Tali disposizioni del D.Lgs. n. 509 cit. non hanno, peraltro, attribuito agli emanandi regolamenti delle Casse la configurazione di regolamenti di delegificazione di cui alla L. n. 400 del 1988, art. 17, comma 2, sicché ad essi non è stato consentito di derogare a disposizioni collocate a livello primario, quali sono quelle dettate proprio per le Casse ‘privatizzate’, a cominciare dalla L. n. 335 del 1995, art. 3, comma 12, che ha natura di norma imperativa inderogabile dall’autonomia normativa delle Casse privatizzate. Quest’ultima disposizione che, nella sua formulazione anteriore alla modifica introdotta dalla L. n. 296/2006, costituisce base giuridica e parametro di legittimità della norma regolamentare in esame -sancisce testualmente : ‘Nel rispetto dei principi di autonomia affermati dal d.lgs. n 509/1994,
relativo agli enti previdenziali privatizzati, allo scopo di assicurare l’equilibrio di bilancio in attuazione di quanto previsto dall’art. 2, comma 2, del predetto decreto legislativo, la stabilità delle rispettive gestioni è da ricondursi ad un arco temporale non inferiore a 15 anni.

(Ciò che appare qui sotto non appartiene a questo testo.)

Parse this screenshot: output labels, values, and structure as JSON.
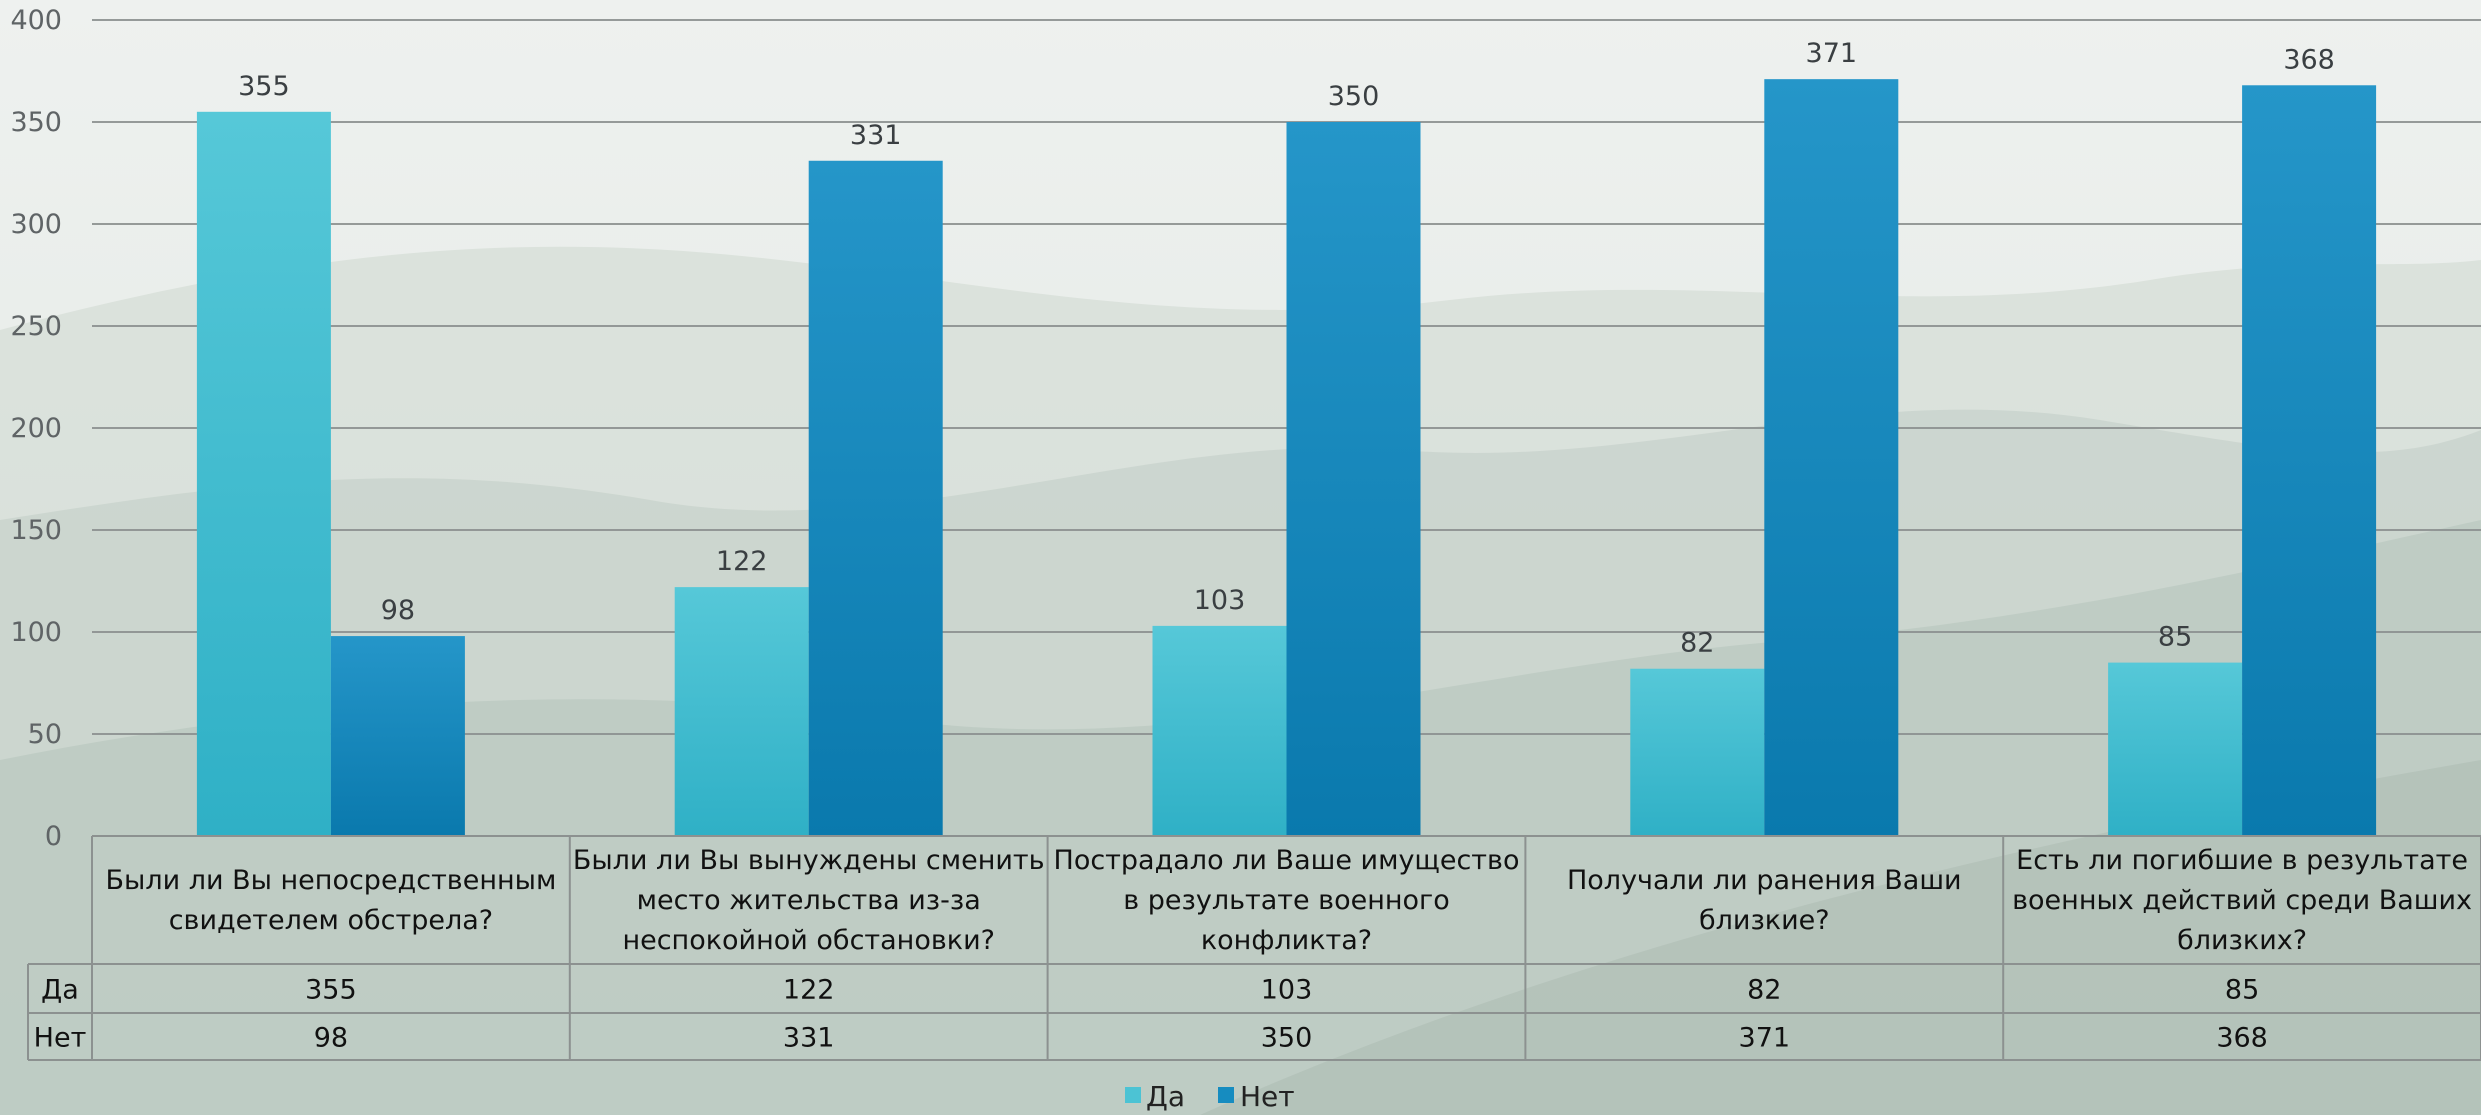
{
  "chart_data": {
    "type": "bar",
    "title": "",
    "xlabel": "",
    "ylabel": "",
    "ylim": [
      0,
      400
    ],
    "yticks": [
      0,
      50,
      100,
      150,
      200,
      250,
      300,
      350,
      400
    ],
    "grid": true,
    "legend_position": "bottom-center",
    "categories": [
      [
        "Были ли Вы непосредственным",
        "свидетелем обстрела?"
      ],
      [
        "Были ли Вы вынуждены сменить",
        "место жительства из-за",
        "неспокойной обстановки?"
      ],
      [
        "Пострадало ли Ваше имущество",
        "в результате военного",
        "конфликта?"
      ],
      [
        "Получали ли ранения Ваши",
        "близкие?"
      ],
      [
        "Есть ли погибшие в результате",
        "военных действий среди Ваших",
        "близких?"
      ]
    ],
    "series": [
      {
        "name": "Да",
        "values": [
          355,
          122,
          103,
          82,
          85
        ],
        "color": "#4cc3d4"
      },
      {
        "name": "Нет",
        "values": [
          98,
          331,
          350,
          371,
          368
        ],
        "color": "#168cc0"
      }
    ],
    "data_table": true
  }
}
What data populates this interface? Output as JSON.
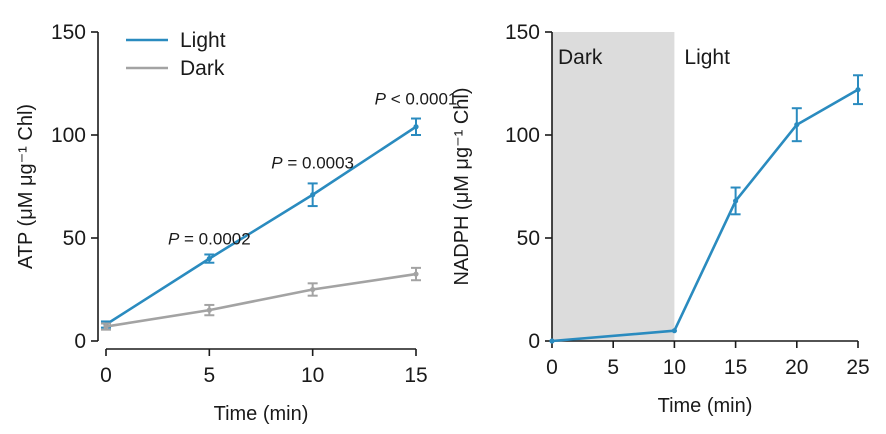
{
  "colors": {
    "light": "#2a8bbf",
    "dark": "#a3a3a3",
    "shade": "#dcdcdc",
    "axis": "#1a1a1a"
  },
  "chart_data": [
    {
      "type": "line",
      "title": "",
      "xlabel": "Time (min)",
      "ylabel": "ATP (μM μg⁻¹ Chl)",
      "xlim": [
        0,
        15
      ],
      "ylim": [
        0,
        150
      ],
      "xticks": [
        0,
        5,
        10,
        15
      ],
      "yticks": [
        0,
        50,
        100,
        150
      ],
      "grid": false,
      "legend_position": "top-left",
      "x": [
        0,
        5,
        10,
        15
      ],
      "series": [
        {
          "name": "Light",
          "color_key": "light",
          "values": [
            8,
            40,
            71,
            104
          ],
          "errors": [
            1.5,
            2,
            5.5,
            4
          ]
        },
        {
          "name": "Dark",
          "color_key": "dark",
          "values": [
            7,
            15,
            25,
            32.5
          ],
          "errors": [
            1.5,
            2.5,
            3,
            3
          ]
        }
      ],
      "annotations": [
        {
          "x": 5,
          "y": 40,
          "prefix": "P",
          "text": " = 0.0002"
        },
        {
          "x": 10,
          "y": 77,
          "prefix": "P",
          "text": " = 0.0003"
        },
        {
          "x": 15,
          "y": 108,
          "prefix": "P",
          "text": " < 0.0001"
        }
      ]
    },
    {
      "type": "line",
      "title": "",
      "xlabel": "Time (min)",
      "ylabel": "NADPH (μM μg⁻¹ Chl)",
      "xlim": [
        0,
        25
      ],
      "ylim": [
        0,
        150
      ],
      "xticks": [
        0,
        5,
        10,
        15,
        20,
        25
      ],
      "yticks": [
        0,
        50,
        100,
        150
      ],
      "grid": false,
      "shaded_region": {
        "x_from": 0,
        "x_to": 10,
        "label": "Dark"
      },
      "region_label_after": "Light",
      "x": [
        0,
        10,
        15,
        20,
        25
      ],
      "series": [
        {
          "name": "",
          "color_key": "light",
          "values": [
            0,
            5,
            68,
            105,
            122
          ],
          "errors": [
            0,
            0,
            6.5,
            8,
            7
          ]
        }
      ]
    }
  ]
}
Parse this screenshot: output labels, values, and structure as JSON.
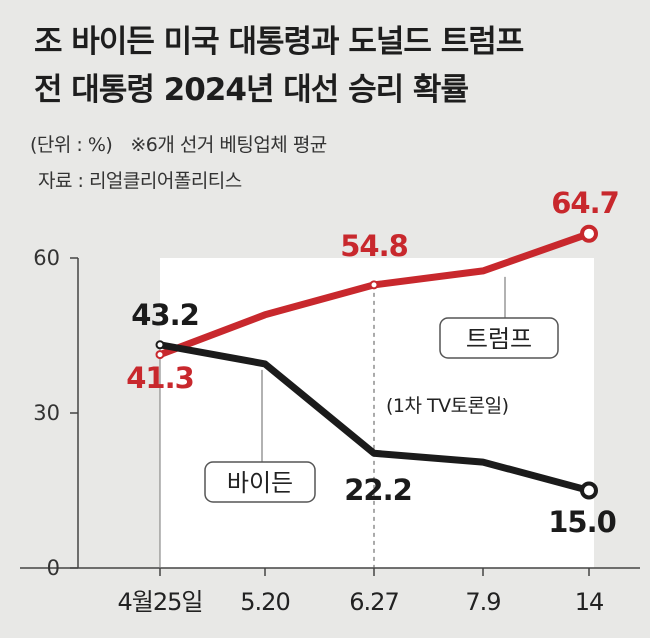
{
  "title": {
    "line1": "조 바이든 미국 대통령과 도널드 트럼프",
    "line2": "전 대통령 2024년 대선 승리 확률"
  },
  "notes": {
    "unit": "(단위 : %)",
    "method": "※6개 선거 베팅업체 평균",
    "source": "자료 : 리얼클리어폴리티스"
  },
  "chart_data": {
    "type": "line",
    "categories": [
      "4월25일",
      "5.20",
      "6.27",
      "7.9",
      "14"
    ],
    "ylim": [
      0,
      60
    ],
    "yticks": [
      "0",
      "30",
      "60"
    ],
    "grid": false,
    "series": [
      {
        "name": "트럼프",
        "color": "#c8282d",
        "values": [
          41.3,
          49.0,
          54.8,
          57.5,
          64.7
        ],
        "labels": [
          "41.3",
          "",
          "54.8",
          "",
          "64.7"
        ]
      },
      {
        "name": "바이든",
        "color": "#1b1b1b",
        "values": [
          43.2,
          39.5,
          22.2,
          20.5,
          15.0
        ],
        "labels": [
          "43.2",
          "",
          "22.2",
          "",
          "15.0"
        ]
      }
    ],
    "annotation": "(1차 TV토론일)"
  }
}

In esito alle risultanze e in attuazione di quanto disposto dall’art. 2, comma 2, del predetto decreto, sono adottati dagli enti medesimi provvedimenti di variazione delle aliquote contributive, di riparametrazione dei coefficienti di rendimento o di ogni altro criterio di determinazione del trattamento pensionistico nel rispetto del principio del pro rata in relazione alle anzianità già maturate rispetto alla introduzione delle modifiche derivanti dai provvedimenti suddetti (…)’. Questa Corte ha esposto con riferimento a fattispecie analoga relativa alla stessa Cassa commercialisti (Cass 25212/09) che ‘L’autonomia degli stessi enti, tuttavia, incontra un limite fondamentale, imposto dalla stessa disposizione che la prevede (ossia dal predetto d.lgs n 509/1994 art. 2), la quale definisce espressamente i tipi di provvedimento da adottare, identificati, appunto, in base al loro contenuto ‘. Esula, tuttavia, dal novero (una sorta di numerus clausus ) degli stessi provvedimenti -e risulta incompatibile, pe raltro, con il ‘rispetto del principio del pro rata (…)’ -qualsiasi provvedimento degli enti previdenziali privatizzati (quale, nella specie, l’art. 22 del Regolamento di disciplina del regime previdenziale), che introduca -a prescindere dal ‘criterio di determinazione del trattamento pensionistico’ la previsione di una trattenuta a titolo di ‘contributo di solidarietà’ sui trattamenti pensionistici già quantificati ed attribuiti.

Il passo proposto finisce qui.